For international film audiences, Vietnam is perhaps mostly known for the esoteric musing of Tran Anh Hung's Oscar-nominated The Scent of Green Papaya (1993) - which actually was shot in Paris - or as the backdrop to the likes of Frenchman Régis Wargnier's Oscar-winning Indochine (1992) - which was partly filmed in Penang, Malaysia - or as the setting for war movies.

In Vietnam itself, there have been rumblings about how audiences have grown tired of the state-funded blockbusters which are almost always focused on tales from the troubled, war-torn past.
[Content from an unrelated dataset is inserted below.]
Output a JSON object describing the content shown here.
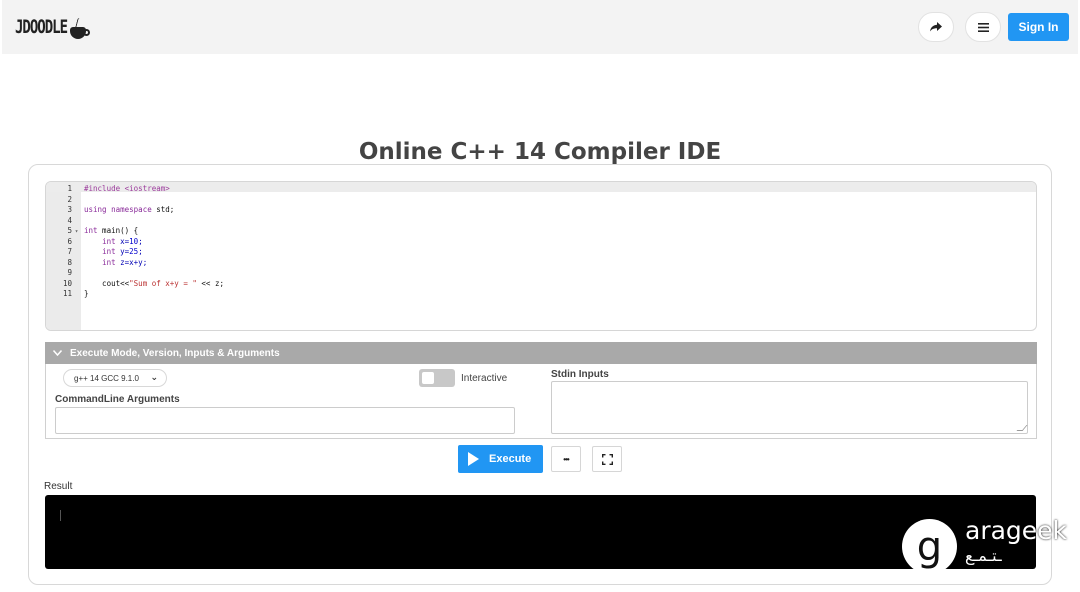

In short, these films - such as a recent production marking the 60th anniversary of the Battle of Dien Bien Phu - recount and remind audiences of glorious victories - except no one seems interested.

"Sometimes there are only one or two people at a screening," Diep says. "It's strange. They are not making money and until recently no one seemed to care, but it makes it sometimes impossible for independent films to find a screen."

With government funds mainly channelled into these historical epics, it has meant filmmakers such as Diep have had to make their own way in the film world. "There're no producers, no distributors and no sales agents to take our films overseas. The cinema system is really only now taking shape, both in Hanoi and in other cities," she says. "A group of us are looking at how film industries overseas work - how they network. You need to learn how to pitch, who to pitch to, how to get your film made."

Although she once harboured hopes of becoming an actress, it soon became apparent to Diep that the only way she could be assured of work was to run the show herself. "Being a director is like being a king and I thought if I became a king I could also join as an actress whenever I wanted," she says.

Among the first steps she took was to enter the Ties that Bind co-production programme, which each year instigates projects between European and Asian filmmakers. That experience directly led to Flapping in the Middle of Nowhere getting made.

"I joined that programme as a producer, but I had no idea what a producer actually did. I felt very shy and embarrassed. Everyone seemed to know everything and I knew nothing," Diep recalls. "But this is how Vietnamese filmmakers can learn and need to learn, and [how] our film industry develops."

Working as an indie filmmaker may have its drawbacks - such as that seemingly never-ending search for funds - but Diep finds the freedom she has been afforded liberating. "I thought a lot about myself and my life, and I realised I have many secrets. I feel I can't tell my secrets to everyone, but if I don't let them out maybe one day they will destroy me. I worry about my future. So fiction is a great release, a great way of letting your secrets free."

It is also a way of telling stories that reflect on contemporary life in her country. "The battles in Vietnam today are everyday life, survival, what the future holds for the country and its people. We shouldn't just be talking about the past."